Mostly, they learned by being forced to go sarging--approaching thousands of women in a row, until they stopped pissing themselves with fear and grew a backbone. And Praxis was right: during that weekend, he changed my life... or, well, really,
I
did. He'd taken me and the other AFCs--a hardware engineer who called himself Axiomatic, a lonely high school teacher we dubbed Homework, a recently-divorced cop called Slammer, and some Japanese poet or something--and baptized us by fire. We went out sarging all weekend--chatting up hot women in bars and bookstores and coffeeshops, coming onto them and hassling them, teasing and rubbing shoulders and even scoring some phone numbers.

That weekend was the first time I ever wore leather.
Tight
leather.
Peacocky
leather. Praxis taught us routines, taught us cocky-funny, taught us rules of thumb and dozens of techniques, and by the end of it, every one of us had learned the secret: there wasn't one. Getting a woman's phone number--or anything else, for that matter--didn't require magic, or an eleven-inch cock, or perfect white teeth. All it took was asking for it in the right way, once she was ready to give it... once you'd helped her become ready. Pretty soon, we were having the time of our lives with the kind of babes who'd terrified us just months before.

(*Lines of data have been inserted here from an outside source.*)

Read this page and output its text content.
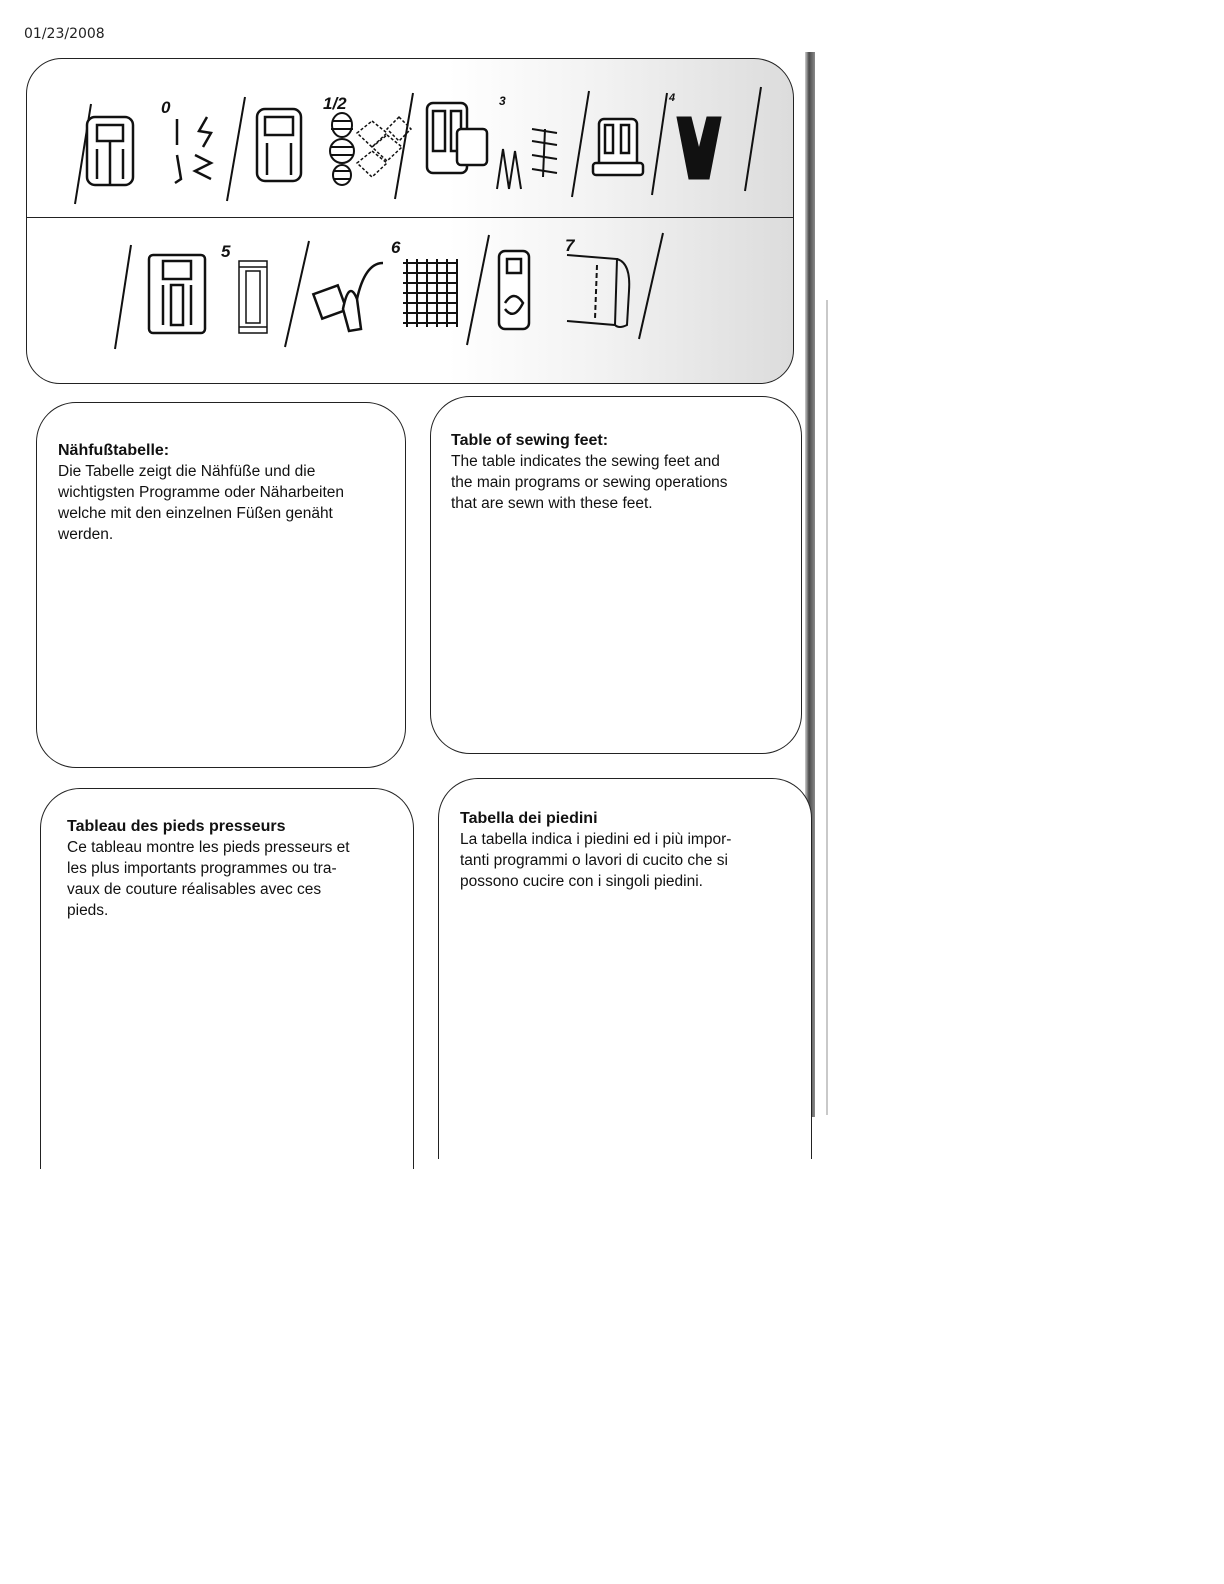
01/23/2008
0	1/2	3	4
5	6	7
Nähfußtabelle:
Die Tabelle zeigt die Nähfüße und die
wichtigsten Programme oder Näharbeiten
welche mit den einzelnen Füßen genäht
werden.
Table of sewing feet:
The table indicates the sewing feet and
the main programs or sewing operations
that are sewn with these feet.
Tableau des pieds presseurs
Ce tableau montre les pieds presseurs et
les plus importants programmes ou tra-
vaux de couture réalisables avec ces
pieds.
Tabella dei piedini
La tabella indica i piedini ed i più impor-
tanti programmi o lavori di cucito che si
possono cucire con i singoli piedini.
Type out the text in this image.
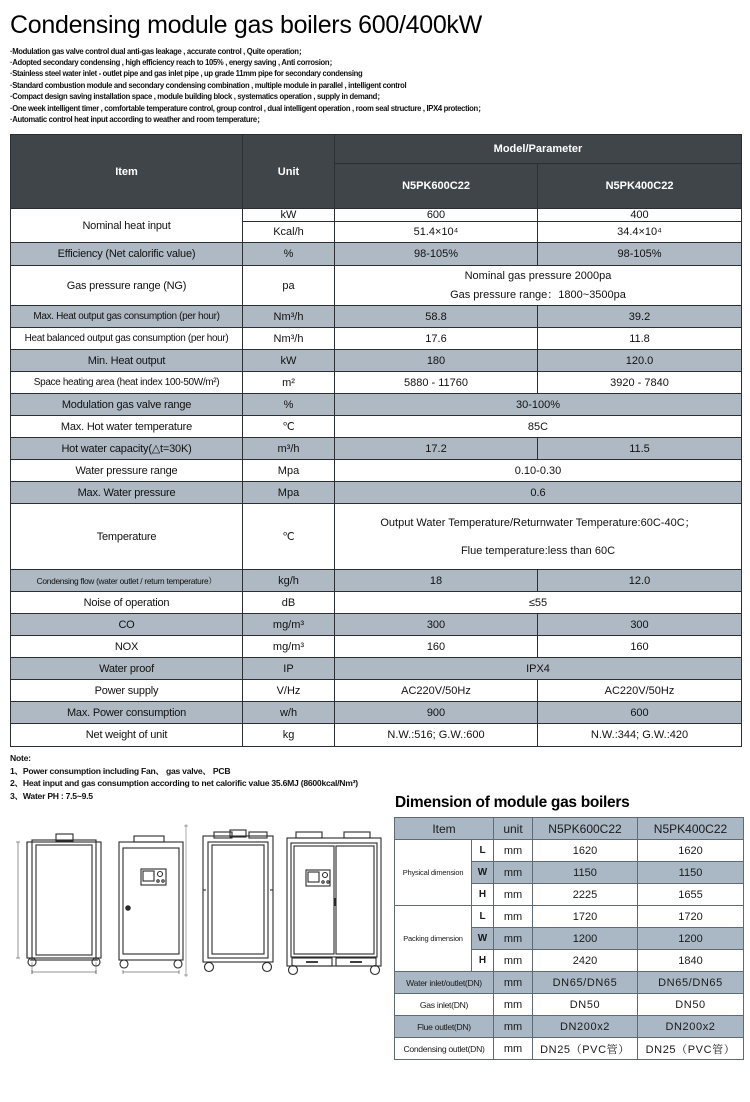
Condensing module gas boilers 600/400kW
·Modulation gas valve control dual anti-gas leakage , accurate control , Quite operation；
·Adopted secondary condensing , high efficiency reach to 105% , energy saving , Anti corrosion；
·Stainless steel water inlet - outlet pipe and gas inlet pipe , up grade 11mm pipe for secondary condensing
·Standard combustion module and secondary condensing combination , multiple module in parallel , intelligent control
·Compact design saving installation space , module building block , systematics operation , supply in demand；
·One week intelligent timer , comfortable temperature control, group control , dual intelligent operation , room seal structure , IPX4 protection；
·Automatic control heat input according to weather and room temperature；
Item	Unit	Model/Parameter	
		N5PK600C22	N5PK400C22
Nominal heat input	kW	600	400
	Kcal/h	51.4×10⁴	34.4×10⁴
Efficiency (Net calorific value)	%	98-105%	98-105%
Gas pressure range (NG)	pa	Nominal gas pressure 2000pa
Gas pressure range：1800~3500pa	
Max. Heat output gas consumption (per hour)	Nm³/h	58.8	39.2
Heat balanced output gas consumption (per hour)	Nm³/h	17.6	11.8
Min. Heat output	kW	180	120.0
Space heating area (heat index 100-50W/m²)	m²	5880 - 11760	3920 - 7840
Modulation gas valve range	%	30-100%	
Max. Hot water temperature	℃	85C	
Hot water capacity(△t=30K)	m³/h	17.2	11.5
Water pressure range	Mpa	0.10-0.30	
Max. Water pressure	Mpa	0.6	
Temperature	℃	Output Water Temperature/Returnwater Temperature:60C-40C；
Flue temperature:less than 60C	
Condensing flow (water outlet / return temperature）	kg/h	18	12.0
Noise of operation	dB	≤55	
CO	mg/m³	300	300
NOX	mg/m³	160	160
Water proof	IP	IPX4	
Power supply	V/Hz	AC220V/50Hz	AC220V/50Hz
Max. Power consumption	w/h	900	600
Net weight of unit	kg	N.W.:516; G.W.:600	N.W.:344; G.W.:420
Note:
1、Power consumption including Fan、 gas valve、 PCB
2、Heat input and gas consumption according to net calorific value 35.6MJ (8600kcal/Nm³)
3、Water PH : 7.5~9.5	Dimension of module gas boilers
Item		unit	N5PK600C22	N5PK400C22
Physical dimension	L	mm	1620	1620
	W	mm	1150	1150
	H	mm	2225	1655
Packing dimension	L	mm	1720	1720
	W	mm	1200	1200
	H	mm	2420	1840
Water inlet/outlet(DN)		mm	DN65/DN65	DN65/DN65
Gas inlet(DN)		mm	DN50	DN50
Flue outlet(DN)		mm	DN200x2	DN200x2
Condensing outlet(DN)		mm	DN25（PVC管）	DN25（PVC管）
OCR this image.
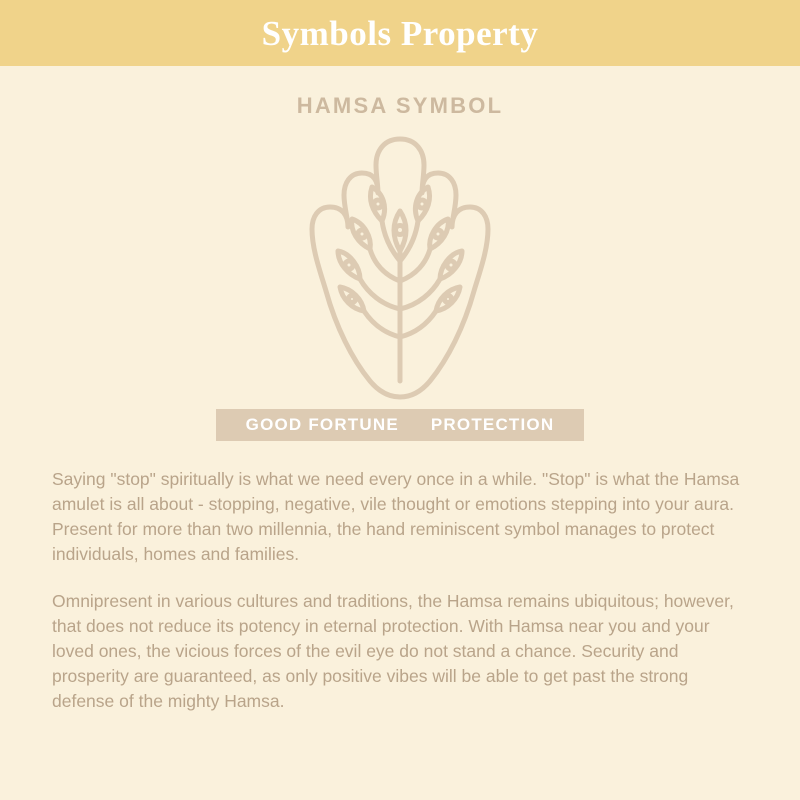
Symbols Property
HAMSA SYMBOL
GOOD FORTUNE	PROTECTION

Saying "stop" spiritually is what we need every once in a while. "Stop" is what the Hamsa amulet is all about - stopping, negative, vile thought or emotions stepping into your aura. Present for more than two millennia, the hand reminiscent symbol manages to protect individuals, homes and families.

Omnipresent in various cultures and traditions, the Hamsa remains ubiquitous; however, that does not reduce its potency in eternal protection. With Hamsa near you and your loved ones, the vicious forces of the evil eye do not stand a chance. Security and prosperity are guaranteed, as only positive vibes will be able to get past the strong defense of the mighty Hamsa.
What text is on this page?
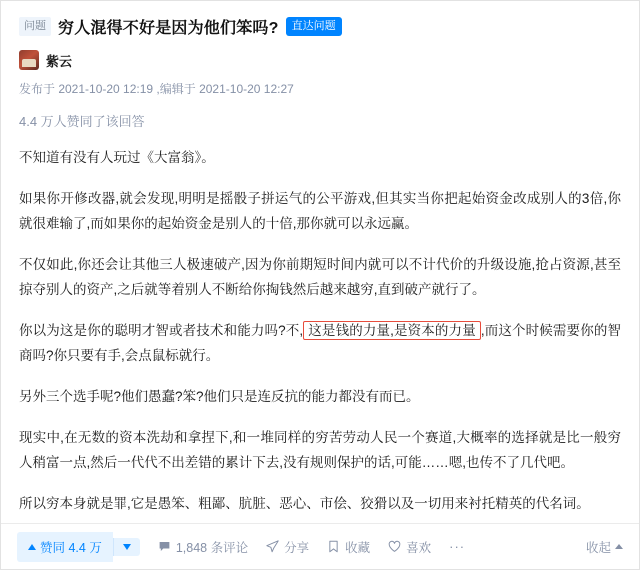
问题 穷人混得不好是因为他们笨吗?	直达问题
紫云
发布于 2021-10-20 12:19 ,编辑于 2021-10-20 12:27
4.4 万人赞同了该回答

不知道有没有人玩过《大富翁》。

如果你开修改器,就会发现,明明是摇骰子拼运气的公平游戏,但其实当你把起始资金改成别人的3倍,你就很难输了,而如果你的起始资金是别人的十倍,那你就可以永远赢。

不仅如此,你还会让其他三人极速破产,因为你前期短时间内就可以不计代价的升级设施,抢占资源,甚至掠夺别人的资产,之后就等着别人不断给你掏钱然后越来越穷,直到破产就行了。

你以为这是你的聪明才智或者技术和能力吗?不, 这是钱的力量,是资本的力量 ,而这个时候需要你的智商吗?你只要有手,会点鼠标就行。

另外三个选手呢?他们愚蠢?笨?他们只是连反抗的能力都没有而已。

现实中,在无数的资本洗劫和拿捏下,和一堆同样的穷苦劳动人民一个赛道,大概率的选择就是比一般穷人稍富一点,然后一代代不出差错的累计下去,没有规则保护的话,可能……嗯,也传不了几代吧。

所以穷本身就是罪,它是愚笨、粗鄙、肮脏、恶心、市侩、狡猾以及一切用来衬托精英的代名词。

赞同 4.4 万	1,848 条评论	分享	收藏	喜欢 ···	收起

I was no longer Andrew Dalton: I had become Organic, and now I was swimming in women. Tall women, short women, dark and pale, funny and serious, wild and schoolmarmish alike. I tasted every flavour there was. I'd learned techniques for getting them to come home with me in less than thirty minutes of first contact. For engineering a threesome. For getting them to give me a sponge bath dressed in nurse uniforms, while speaking in fake Polish. (Look, everyone has his kinks, and whoever claims otherwise is lying.) For the first time in my life, I was getting laid like a truckload of linoleum. And it was the part of me that was really, really enjoying all that sex that spoke first when Katana had laid out his plan.